Il Molise vuole una legge regionale per il fine vita, la proposta è bipartisan: “Occasione irripetibile per sanare vuoto normativo”
Le minoranze e tre consiglieri regionali di centrodestra hanno sottoscritto la proposta di legge per l’applicazione delle sentenze-scuola della Corte Costituzionale sul suicidio medicalmente assistito: “Aiutiamo chi soffre ad esercitare un suo diritto” ha detto la prima firmataria Salvatore auspicando una approvazione veloce col consenso dell’aula il più ampio possibile. Dopo la Toscana, che ha già la sua legge, il Molise è pronto a pronunciarsi su una materia di competenza statale che accende il dibattito su etica, diritti e libertà.
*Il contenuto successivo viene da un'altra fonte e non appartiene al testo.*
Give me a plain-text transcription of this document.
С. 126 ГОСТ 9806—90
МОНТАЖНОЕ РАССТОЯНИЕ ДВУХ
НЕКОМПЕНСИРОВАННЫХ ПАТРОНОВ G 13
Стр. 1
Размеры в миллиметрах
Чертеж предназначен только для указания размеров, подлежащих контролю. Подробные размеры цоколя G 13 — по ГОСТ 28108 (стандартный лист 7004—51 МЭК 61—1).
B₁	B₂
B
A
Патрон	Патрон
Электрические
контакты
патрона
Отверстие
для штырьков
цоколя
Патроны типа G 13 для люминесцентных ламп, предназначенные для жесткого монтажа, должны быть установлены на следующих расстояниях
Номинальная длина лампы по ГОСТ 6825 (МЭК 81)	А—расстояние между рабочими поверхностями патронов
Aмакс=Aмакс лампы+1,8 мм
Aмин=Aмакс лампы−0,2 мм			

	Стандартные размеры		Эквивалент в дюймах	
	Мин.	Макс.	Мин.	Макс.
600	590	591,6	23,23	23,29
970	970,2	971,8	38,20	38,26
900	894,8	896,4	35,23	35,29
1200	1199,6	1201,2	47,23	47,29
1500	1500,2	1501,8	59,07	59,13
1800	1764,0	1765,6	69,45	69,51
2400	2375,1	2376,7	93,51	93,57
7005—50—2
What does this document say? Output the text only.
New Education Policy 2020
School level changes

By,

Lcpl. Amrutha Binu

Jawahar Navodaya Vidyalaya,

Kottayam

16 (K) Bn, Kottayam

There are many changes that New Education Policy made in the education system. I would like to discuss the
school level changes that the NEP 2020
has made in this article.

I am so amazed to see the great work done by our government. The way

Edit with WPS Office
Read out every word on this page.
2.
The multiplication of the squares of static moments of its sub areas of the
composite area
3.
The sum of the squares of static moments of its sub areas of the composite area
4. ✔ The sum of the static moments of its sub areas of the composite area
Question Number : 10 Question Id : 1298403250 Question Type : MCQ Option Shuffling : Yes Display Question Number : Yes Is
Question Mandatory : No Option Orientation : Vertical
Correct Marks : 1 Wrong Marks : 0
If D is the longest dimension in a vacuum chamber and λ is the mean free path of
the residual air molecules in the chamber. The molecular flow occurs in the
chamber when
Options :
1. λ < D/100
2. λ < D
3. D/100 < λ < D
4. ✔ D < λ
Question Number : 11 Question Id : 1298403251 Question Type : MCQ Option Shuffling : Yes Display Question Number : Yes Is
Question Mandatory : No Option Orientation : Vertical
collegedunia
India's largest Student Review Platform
Anche Umbria e Trentino stanno per depositare le loro pdl: il vuoto normativo a livello nazionale colmato in una logica di ‘cedevolezza invertita’
Procedure e tempi per l’assistenza sanitaria regionale al suicidio medicalmente assistito ai sensi e per effetto delle sentenze n. 242/2019 e n. 135/2024 della Corte costituzionale: è questo il titolo completo della prima proposta di legge regionale sul fine vita illustrata questa mattina, 14 aprile, nella biblioteca del Consiglio regionale.
Depositata dalla prima firmataria Alessandra Salvatore (Pd), è stata sottoscritta anche dai consiglieri regionali Vittorino Facciolla, Micaela Fanelli, Angelo Primiani, Roberto Gravina, Andrea Greco, Massimo Romano e, per la maggioranza, da Armandino D’Egidio, Stefania Passarelli e Massimo Sabusco.
Una iniziativa bipartisan, dunque, che tutti i proponenti sperano possa ottenere il più ampio consenso possibile dell’assemblea legislativa molisana quando arriverà in aula per essere approvata e dunque diventare legge di riferimento come già avvenuto, per esempio, in Toscana dove una proposta del tutto simile a questa è in vigore da pochissimi giorni.
Determinante nella stesura della pdl la collaborazione con l’associazione Luca Coscioni di cui stamattina c’erano diversi rappresentanti locali di Cellula Molise e, in videoconferenza, anche la segretaria nazionale Filomena Gallo.
E’ toccato a lei illustrare il percorso che anche in Molise cercherà di offrire, a chi decide in maniera consapevole di interrompere le proprie sofferenze fisiche, tempi e procedure certi per una fine dignitosa. “Il diritto a poterlo fare, del resto – questo aveva detto Alessandra Salvatore – c’è già anche se è difficile esercitarlo”.
Manca, infatti, una legge nazionale “che se e quando interverrà farà fare un passo indietro alle leggi regionali” come ha spiegato la Gallo anticipando pure che “sta per essere depositata una proposta anche in Umbria e Trentino” e che la sua associazione ha chiesto alla Coferenza Stato-Regioni di invitare le regioni a emanare atti vincolanti”. E’ evidente che l’elenco delle Regioni che sanano il vuoto normativo su quello che è un tema etico legato alle libertà individuali è destinato ad allungarsi.
Significative sono alcune delle storie riportate nell’allegato alla pdl molisana in cui si racconta il percorso giuridico di chi ha dovuto combattere per questa libertà di scelta: sono state molte le Asl condannate dai tribunali per non aver valutato nei tempi giusti i casi dei malati che chiedevano un farmaco da autosomministrarsi per morire senza dolore: 30 giorni, è questo il tempo entro cui bisognerebbe fornire un parere alla persona che richiede il suicidio assistito “e che può cambiare idea fino all’ultimo istante”.
Tra i sottoscrittori della pdl anche il M5S che per bocca di Angelo Primiani ha parlato di “occasione irripetibile per il Consiglio regionale che può tornare a mostrarsi sensibile sui temi etici un po’ come avvenuto con la mia mozione sull’omotransfobia passata coi voti di tutta l’aula”. A sollecitare il centrodestra a fare la sua parte anche Vittorino Facciolla che ha parlato di “norma di straordinaria civiltà” ricordando pure che questo particolare aspetto dei diritto alla salute può rientrare nei Lea.
“Nessun contrasto col Piano di rientro – ha rimarcato Massimo Romano – anzi è una iniziativa perfettamente coerente anche in una regione commissariata come la nostra”. Concordi Greco, Gravina e Fanelli i quali sperano che non ci sarà un approccio ideologico al dibattito “che non farebbe il bene del Molise” e riconosciuto come spesso “comunità di cittadini come quelli che animano la Coscioni si dimostrano più avanti della politica”.